No doubt, if Monsieur l'Abbe had been
here in time she would have been glad to see him. But what would you?
Death was quicker. I went at once, and really there is nothing for us to
reproach ourselves with."
Then, turning towards the priest, he added "Monsieur l'Abbe, it was her
excessive piety which certainly hastened her end. Yesterday, at the
Grotto, she had a bad attack, which was a warning. And in spite of her
fatigue she obstinately followed the procession afterwards. I thought
then that she could not last long. Yet, out of delicacy, one did not like
to say anything to her, for fear of frightening her."

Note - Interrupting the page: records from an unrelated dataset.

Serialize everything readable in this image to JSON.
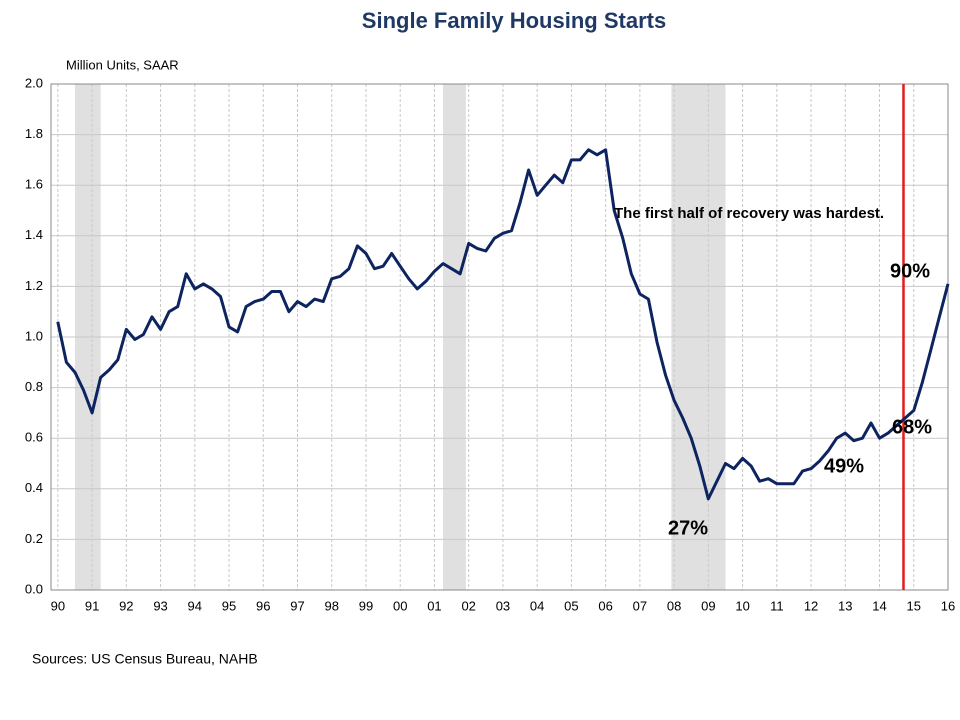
{
  "chart_data": {
    "type": "line",
    "title": "Single Family Housing Starts",
    "y_label": "Million Units, SAAR",
    "source": "Sources: US Census Bureau, NAHB",
    "annotations": [
      "The first half of recovery was hardest.",
      "90%",
      "68%",
      "49%",
      "27%"
    ],
    "x": [
      1990,
      1990.25,
      1990.5,
      1990.75,
      1991,
      1991.25,
      1991.5,
      1991.75,
      1992,
      1992.25,
      1992.5,
      1992.75,
      1993,
      1993.25,
      1993.5,
      1993.75,
      1994,
      1994.25,
      1994.5,
      1994.75,
      1995,
      1995.25,
      1995.5,
      1995.75,
      1996,
      1996.25,
      1996.5,
      1996.75,
      1997,
      1997.25,
      1997.5,
      1997.75,
      1998,
      1998.25,
      1998.5,
      1998.75,
      1999,
      1999.25,
      1999.5,
      1999.75,
      2000,
      2000.25,
      2000.5,
      2000.75,
      2001,
      2001.25,
      2001.5,
      2001.75,
      2002,
      2002.25,
      2002.5,
      2002.75,
      2003,
      2003.25,
      2003.5,
      2003.75,
      2004,
      2004.25,
      2004.5,
      2004.75,
      2005,
      2005.25,
      2005.5,
      2005.75,
      2006,
      2006.25,
      2006.5,
      2006.75,
      2007,
      2007.25,
      2007.5,
      2007.75,
      2008,
      2008.25,
      2008.5,
      2008.75,
      2009,
      2009.25,
      2009.5,
      2009.75,
      2010,
      2010.25,
      2010.5,
      2010.75,
      2011,
      2011.25,
      2011.5,
      2011.75,
      2012,
      2012.25,
      2012.5,
      2012.75,
      2013,
      2013.25,
      2013.5,
      2013.75,
      2014,
      2014.25,
      2014.5,
      2014.75,
      2015,
      2015.25,
      2015.5,
      2015.75,
      2016
    ],
    "series": [
      {
        "name": "Single Family Housing Starts",
        "color": "#0d2460",
        "values": [
          1.06,
          0.9,
          0.86,
          0.79,
          0.7,
          0.84,
          0.87,
          0.91,
          1.03,
          0.99,
          1.01,
          1.08,
          1.03,
          1.1,
          1.12,
          1.25,
          1.19,
          1.21,
          1.19,
          1.16,
          1.04,
          1.02,
          1.12,
          1.14,
          1.15,
          1.18,
          1.18,
          1.1,
          1.14,
          1.12,
          1.15,
          1.14,
          1.23,
          1.24,
          1.27,
          1.36,
          1.33,
          1.27,
          1.28,
          1.33,
          1.28,
          1.23,
          1.19,
          1.22,
          1.26,
          1.29,
          1.27,
          1.25,
          1.37,
          1.35,
          1.34,
          1.39,
          1.41,
          1.42,
          1.53,
          1.66,
          1.56,
          1.6,
          1.64,
          1.61,
          1.7,
          1.7,
          1.74,
          1.72,
          1.74,
          1.5,
          1.39,
          1.25,
          1.17,
          1.15,
          0.98,
          0.85,
          0.75,
          0.68,
          0.6,
          0.49,
          0.36,
          0.43,
          0.5,
          0.48,
          0.52,
          0.49,
          0.43,
          0.44,
          0.42,
          0.42,
          0.42,
          0.47,
          0.48,
          0.51,
          0.55,
          0.6,
          0.62,
          0.59,
          0.6,
          0.66,
          0.6,
          0.62,
          0.65,
          0.68,
          0.71,
          0.82,
          0.95,
          1.08,
          1.21
        ]
      }
    ],
    "recessions": [
      [
        1990.5,
        1991.25
      ],
      [
        2001.25,
        2001.92
      ],
      [
        2007.92,
        2009.5
      ]
    ],
    "recession_color": "#e0e0e0",
    "marker_x": 2014.7,
    "marker_color": "#e21b1b",
    "xlim": [
      1989.8,
      2016.0
    ],
    "xticks": [
      {
        "value": 1990,
        "label": "90"
      },
      {
        "value": 1991,
        "label": "91"
      },
      {
        "value": 1992,
        "label": "92"
      },
      {
        "value": 1993,
        "label": "93"
      },
      {
        "value": 1994,
        "label": "94"
      },
      {
        "value": 1995,
        "label": "95"
      },
      {
        "value": 1996,
        "label": "96"
      },
      {
        "value": 1997,
        "label": "97"
      },
      {
        "value": 1998,
        "label": "98"
      },
      {
        "value": 1999,
        "label": "99"
      },
      {
        "value": 2000,
        "label": "00"
      },
      {
        "value": 2001,
        "label": "01"
      },
      {
        "value": 2002,
        "label": "02"
      },
      {
        "value": 2003,
        "label": "03"
      },
      {
        "value": 2004,
        "label": "04"
      },
      {
        "value": 2005,
        "label": "05"
      },
      {
        "value": 2006,
        "label": "06"
      },
      {
        "value": 2007,
        "label": "07"
      },
      {
        "value": 2008,
        "label": "08"
      },
      {
        "value": 2009,
        "label": "09"
      },
      {
        "value": 2010,
        "label": "10"
      },
      {
        "value": 2011,
        "label": "11"
      },
      {
        "value": 2012,
        "label": "12"
      },
      {
        "value": 2013,
        "label": "13"
      },
      {
        "value": 2014,
        "label": "14"
      },
      {
        "value": 2015,
        "label": "15"
      },
      {
        "value": 2016,
        "label": "16"
      }
    ],
    "ylim": [
      0,
      2
    ],
    "yticks": [
      {
        "value": 0,
        "label": "0.0"
      },
      0.2,
      0.4,
      0.6,
      0.8,
      {
        "value": 1,
        "label": "1.0"
      },
      1.2,
      1.4,
      1.6,
      1.8,
      {
        "value": 2,
        "label": "2.0"
      }
    ],
    "grid": true
  }
}
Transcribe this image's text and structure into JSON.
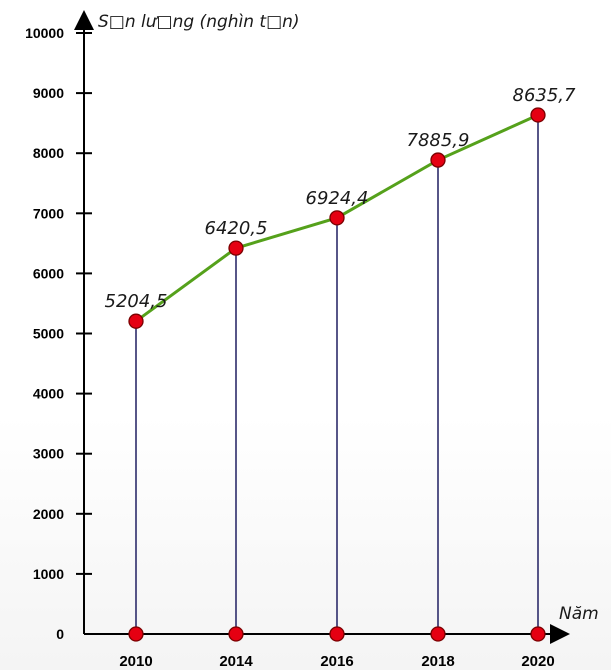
{
  "chart_data": {
    "type": "line",
    "title": "",
    "ylabel": "S□n lư□ng (nghìn t□n)",
    "xlabel": "Năm",
    "ylim": [
      0,
      10000
    ],
    "yticks": [
      0,
      1000,
      2000,
      3000,
      4000,
      5000,
      6000,
      7000,
      8000,
      9000,
      10000
    ],
    "categories": [
      "2010",
      "2014",
      "2016",
      "2018",
      "2020"
    ],
    "series": [
      {
        "values": [
          5204.5,
          6420.5,
          6924.4,
          7885.9,
          8635.7
        ],
        "labels": [
          "5204,5",
          "6420,5",
          "6924,4",
          "7885,9",
          "8635,7"
        ],
        "color": "#55a11b",
        "marker_color": "#e50012"
      }
    ],
    "grid": false,
    "legend": "none"
  }
}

Pierre gently knelt down and said the customary prayers, with that human
emotion which was his nearest approach to faith in the presence of
eternal life and eternal death, both so pitiful. Then, as he remained
kneeling a little longer, he overheard snatches of the conversation
around him.
Little Gustave, forgotten on his couch amid the disorder of the other
room, must have lost patience, for he had begun to cry and call out,
"Mamma! mamma! mamma!"
At length Madame Vigneron went to quiet him, and it occurred to her to
carry him in her arms to kiss his poor aunt for the last time. But at
first he struggled and refused, crying so much that M. Vigneron was
obliged to interfere and try to make him ashamed of himself. What! he who
was never frightened of anything! who bore suffering with the courage of
a grown-up man! And to think it was a question of kissing his poor aunt,
who had always been so kind, whose last thought must most certainly have
been for him!
"Give him to me," said he to his wife; "he's going to be good.